Case Study: a 14 year old female presenting with a growth plate injury. (pdf)
Because the growth plate is the area where new bone develops (adding length to the bone), injury to this area can result in growth arrest and subsequent limb length discrepancy, in which one leg is longer than the other.
Growth plate injuries are generally clear on X-ray, but advanced imagery, specifically MRI, is sometimes required, according to Dr. Widmann. Researchers at HSS are currently studying its application in these injuries; advantages include earlier diagnosis of growth arrest and three-dimensional localization of the area.
Case Study: a 10 ½ year old male with limb discrepancy. (pdf)
Fractures involving growth plate injuries usually require anatomic reduction, or alignment and fixation. Most children respond well to these procedures, but a small percentage may go on to develop partial or complete growth arrest.
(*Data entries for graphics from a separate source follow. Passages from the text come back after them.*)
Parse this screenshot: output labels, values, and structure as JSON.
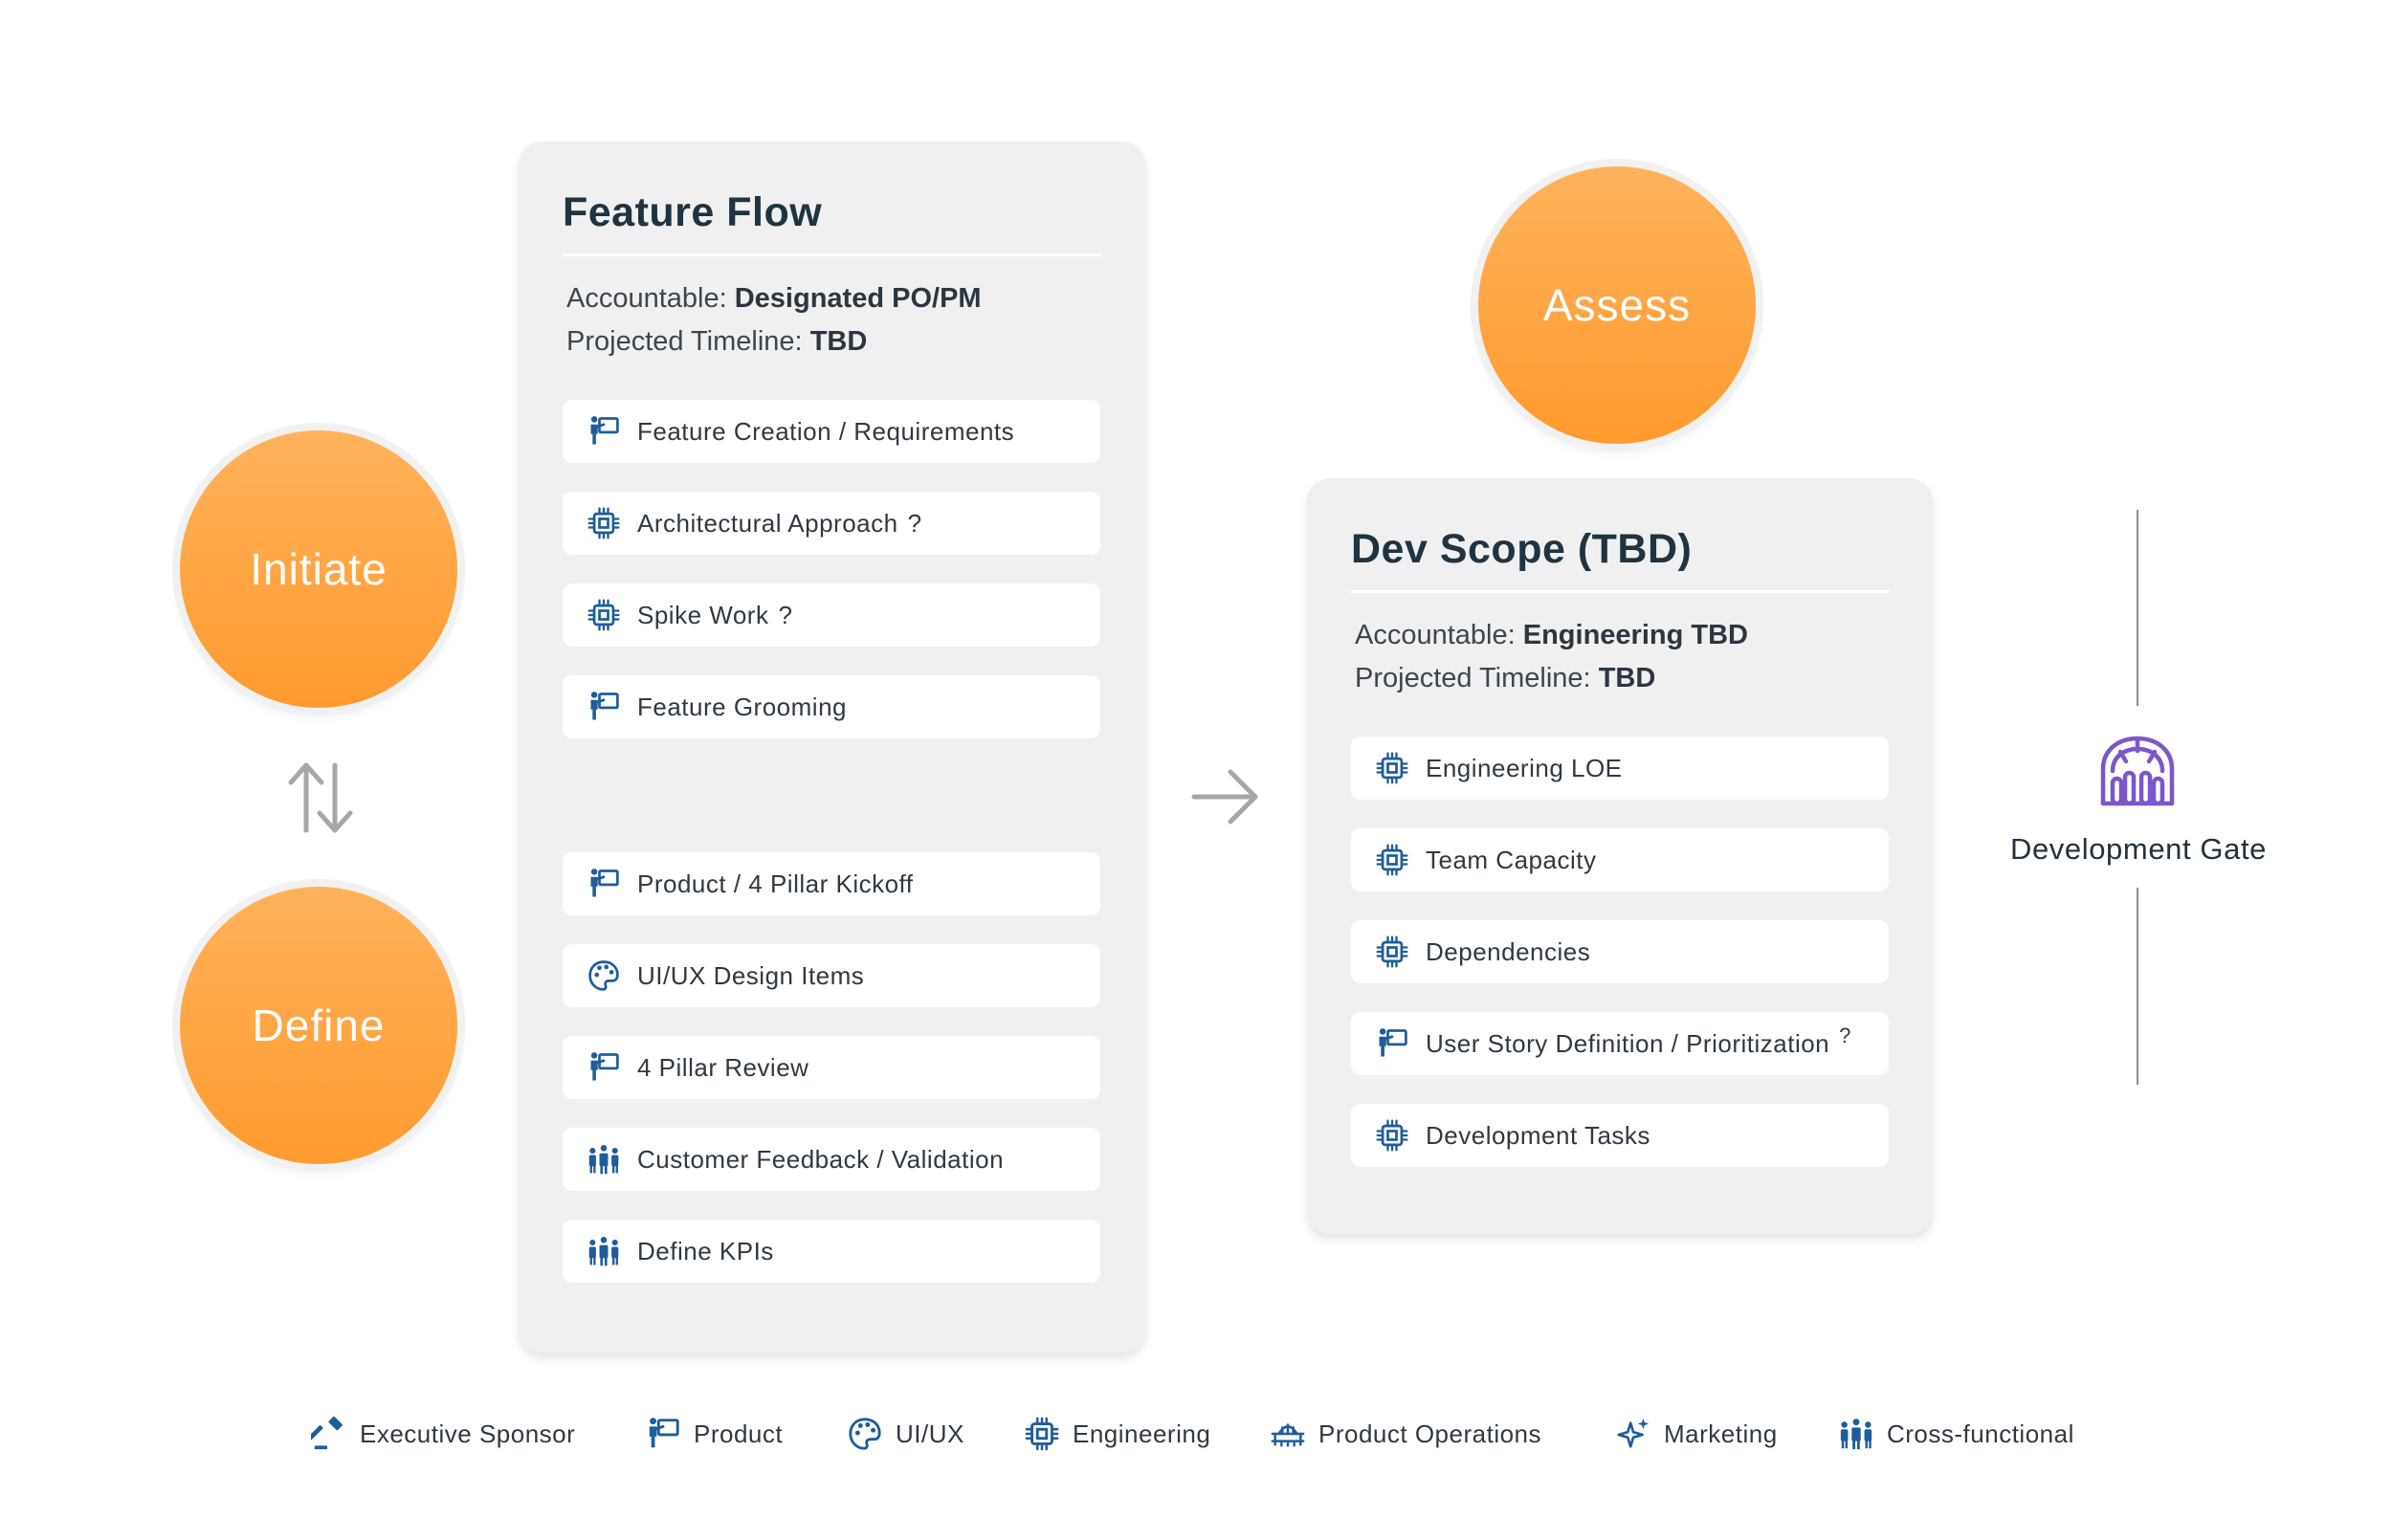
{
  "phases": {
    "initiate": "Initiate",
    "define": "Define",
    "assess": "Assess"
  },
  "feature_flow": {
    "title": "Feature Flow",
    "accountable_label": "Accountable:",
    "accountable_value": "Designated PO/PM",
    "timeline_label": "Projected Timeline:",
    "timeline_value": "TBD",
    "items": [
      {
        "icon": "product-icon",
        "label": "Feature Creation / Requirements",
        "q": ""
      },
      {
        "icon": "engineering-icon",
        "label": "Architectural Approach",
        "q": "?"
      },
      {
        "icon": "engineering-icon",
        "label": "Spike Work",
        "q": "?"
      },
      {
        "icon": "product-icon",
        "label": "Feature Grooming",
        "q": ""
      },
      {
        "icon": "product-icon",
        "label": "Product / 4 Pillar Kickoff",
        "q": ""
      },
      {
        "icon": "uiux-icon",
        "label": "UI/UX Design Items",
        "q": ""
      },
      {
        "icon": "product-icon",
        "label": "4 Pillar Review",
        "q": ""
      },
      {
        "icon": "cross-functional-icon",
        "label": "Customer Feedback / Validation",
        "q": ""
      },
      {
        "icon": "cross-functional-icon",
        "label": "Define KPIs",
        "q": ""
      }
    ]
  },
  "dev_scope": {
    "title": "Dev Scope (TBD)",
    "accountable_label": "Accountable:",
    "accountable_value": "Engineering TBD",
    "timeline_label": "Projected Timeline:",
    "timeline_value": "TBD",
    "items": [
      {
        "icon": "engineering-icon",
        "label": "Engineering LOE",
        "q": ""
      },
      {
        "icon": "engineering-icon",
        "label": "Team Capacity",
        "q": ""
      },
      {
        "icon": "engineering-icon",
        "label": "Dependencies",
        "q": ""
      },
      {
        "icon": "product-icon",
        "label": "User Story Definition / Prioritization",
        "q": "?"
      },
      {
        "icon": "engineering-icon",
        "label": "Development Tasks",
        "q": ""
      }
    ]
  },
  "gate": {
    "label": "Development Gate",
    "icon": "gate-icon"
  },
  "legend": [
    {
      "icon": "executive-sponsor-icon",
      "label": "Executive Sponsor"
    },
    {
      "icon": "product-icon",
      "label": "Product"
    },
    {
      "icon": "uiux-icon",
      "label": "UI/UX"
    },
    {
      "icon": "engineering-icon",
      "label": "Engineering"
    },
    {
      "icon": "product-operations-icon",
      "label": "Product Operations"
    },
    {
      "icon": "marketing-icon",
      "label": "Marketing"
    },
    {
      "icon": "cross-functional-icon",
      "label": "Cross-functional"
    }
  ],
  "colors": {
    "phase": "#ff9a2e",
    "card": "#f0f0f0",
    "icon_blue": "#1f5d9a",
    "gate_purple": "#7b57c9",
    "connector": "#a6a6a6"
  }
}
Since there is no way to regenerate the growth plate cartilage after a partial growth arrest, additional interventions may include resection of the partial growth arrest (also known as the physeal bar) or sequential lengthening procedures during childhood. For more information on limb lengthening, please read Limb Lengthening for the Pediatric Patient.
In children near the end of growth with complete growth arrest on one side, the pediatric orthopedic surgeon may recommend closing the growth plate on the other side in order to ensure that the length of the healthy limb matches that of the affected one.